As is currently the case in the U.S., D&O insurance is also vital for board members of private companies—and their European counterparts will soon demand protection as well.

The D&O market in Europe is estimated by Advisen to have been worth €1.37 billion ($2 billion) in written premium in 2008, up from €1.01 billion ($1.25 billion) in 2004.

In con­trast, Advisen estimates the U.S. D&O market to have been about €4.7 billion ($6.8 bil­lion) in written premium in 2008, down from €5.85 billion ($7.25 billion) in 2004.

During this period, the European D&O market demonstrated an outsized compound annual growth rate (CAGR) of 7.9 percent in terms of Euros, despite a soft global commercial insurance market due to overcapacity. This growth reflects an increase in the overall D&O market in Eu­rope, and not individual premiums.

The U.S. market, on the other hand, shrunk during this pe­riod due to the soft insurance market, causing premiums to fall.

Shortly after the emergence of the economic crisis, and more so in 2009, Advisen notes that D&O premiums for financial institutions in Europe spiked—because the financial services sector saw the majority of D&O claims.

For non-financial sector European companies D&O premiums have been flat, to slightly lower over the past couple of years, Advisen says.
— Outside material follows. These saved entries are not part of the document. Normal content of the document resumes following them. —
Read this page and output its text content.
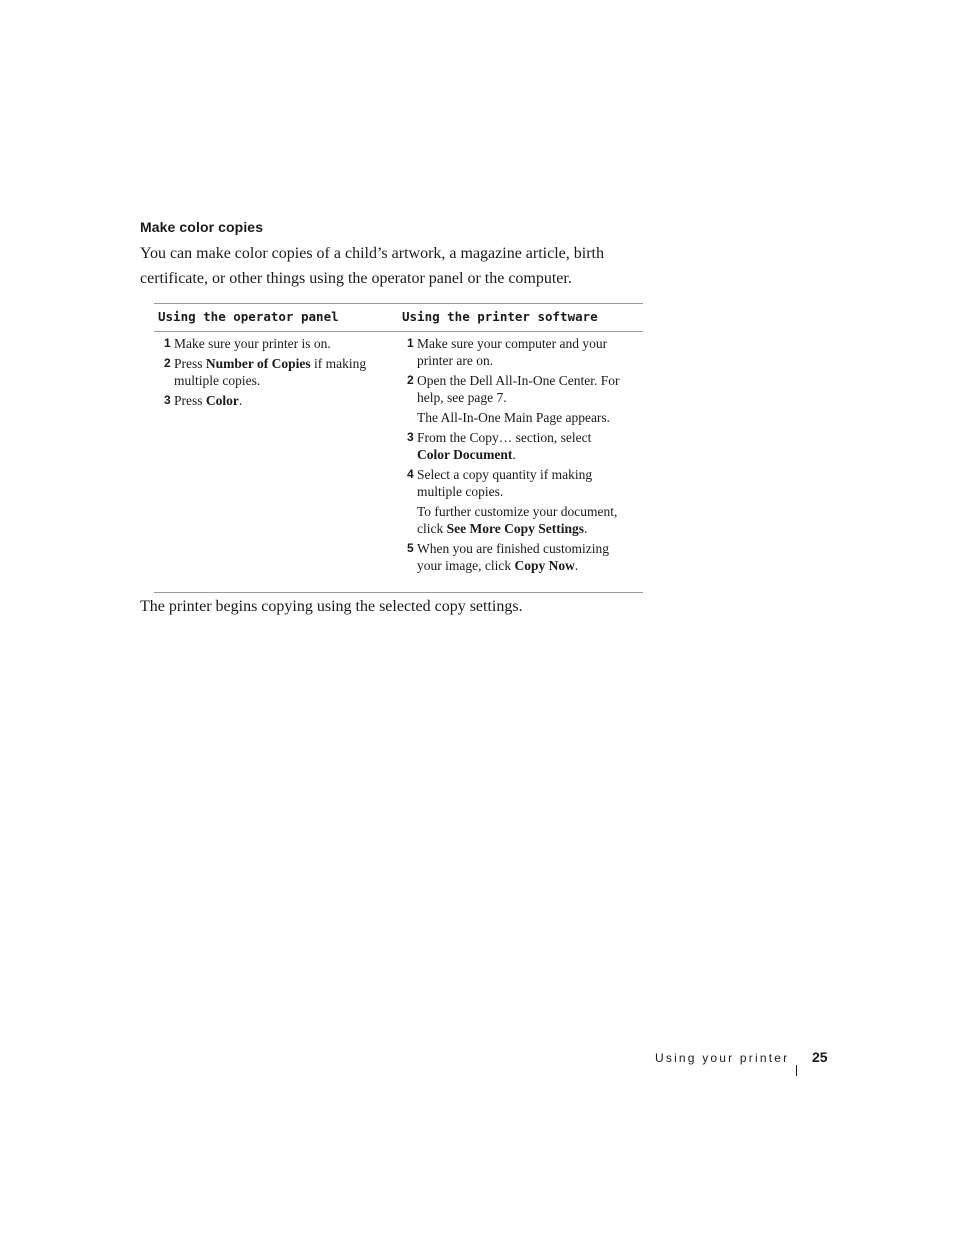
Make color copies
You can make color copies of a child’s artwork, a magazine article, birth
certificate, or other things using the operator panel or the computer.
Using the operator panel	Using the printer software
1 Make sure your printer is on.
2 Press Number of Copies if making
multiple copies.
3 Press Color.
1 Make sure your computer and your
printer are on.
2 Open the Dell All-In-One Center. For
help, see page 7.
The All-In-One Main Page appears.
3 From the Copy… section, select
Color Document.
4 Select a copy quantity if making
multiple copies.
To further customize your document,
click See More Copy Settings.
5 When you are finished customizing
your image, click Copy Now.
The printer begins copying using the selected copy settings.
Using your printer 25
This is a result of the global soft insurance market. Premiums for the financial services sector have settled since the initial spike.

A call for stricter governance in Europe has catalyzed the creation of new codes and greater transparency. The EU’s “green paper” addresses the composition and effectiveness of the board of directors and defines the role of the chairman, board evalu­ation, remuneration considerations such as mandatory disclosure, and the need for a risk management process for all companies, Advisen says.
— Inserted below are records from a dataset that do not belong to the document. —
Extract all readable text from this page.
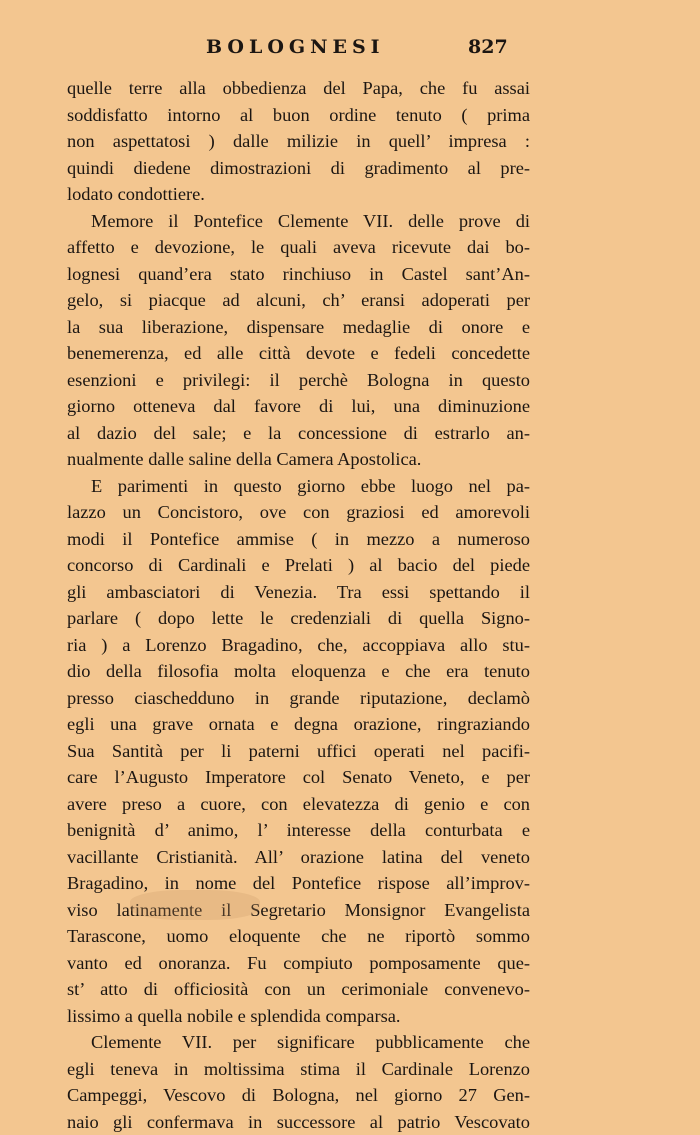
BOLOGNESI	827
quelle terre alla obbedienza del Papa, che fu assai
soddisfatto intorno al buon ordine tenuto ( prima
non aspettatosi ) dalle milizie in quell’ impresa :
quindi diedene dimostrazioni di gradimento al pre-
lodato condottiere.
Memore il Pontefice Clemente VII. delle prove di
affetto e devozione, le quali aveva ricevute dai bo-
lognesi quand’era stato rinchiuso in Castel sant’An-
gelo, si piacque ad alcuni, ch’ eransi adoperati per
la sua liberazione, dispensare medaglie di onore e
benemerenza, ed alle città devote e fedeli concedette
esenzioni e privilegi: il perchè Bologna in questo
giorno otteneva dal favore di lui, una diminuzione
al dazio del sale; e la concessione di estrarlo an-
nualmente dalle saline della Camera Apostolica.
E parimenti in questo giorno ebbe luogo nel pa-
lazzo un Concistoro, ove con graziosi ed amorevoli
modi il Pontefice ammise ( in mezzo a numeroso
concorso di Cardinali e Prelati ) al bacio del piede
gli ambasciatori di Venezia. Tra essi spettando il
parlare ( dopo lette le credenziali di quella Signo-
ria ) a Lorenzo Bragadino, che, accoppiava allo stu-
dio della filosofia molta eloquenza e che era tenuto
presso ciaschedduno in grande riputazione, declamò
egli una grave ornata e degna orazione, ringraziando
Sua Santità per li paterni uffici operati nel pacifi-
care l’Augusto Imperatore col Senato Veneto, e per
avere preso a cuore, con elevatezza di genio e con
benignità d’ animo, l’ interesse della conturbata e
vacillante Cristianità. All’ orazione latina del veneto
Bragadino, in nome del Pontefice rispose all’improv-
viso latinamente il Segretario Monsignor Evangelista
Tarascone, uomo eloquente che ne riportò sommo
vanto ed onoranza. Fu compiuto pomposamente que-
st’ atto di officiosità con un cerimoniale convenevo-
lissimo a quella nobile e splendida comparsa.
Clemente VII. per significare pubblicamente che
egli teneva in moltissima stima il Cardinale Lorenzo
Campeggi, Vescovo di Bologna, nel giorno 27 Gen-
naio gli confermava in successore al patrio Vescovato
While common in the U.S., class action lawsuits are virtually unknown in Europe, Advises says, adding that the legal systems of European countries provide fewer avenues for shareholders to collectively pursue claims against companies and their directors and of­ficers.

With European “collective action” lawsuits, plaintiffs act in unison to bring a suit through shareholder associa­tions, representative litigation or other means, according to Advisen.

Collective action proceedings in Europe have become more common and large payments more widespread, but the land of “milk and honey,” for trial lawyers and plaintiffs is still the U.S. Its legal system makes it easier for plaintiffs to pursue cases, and contingency fees make it nearly risk-free, Advisen says.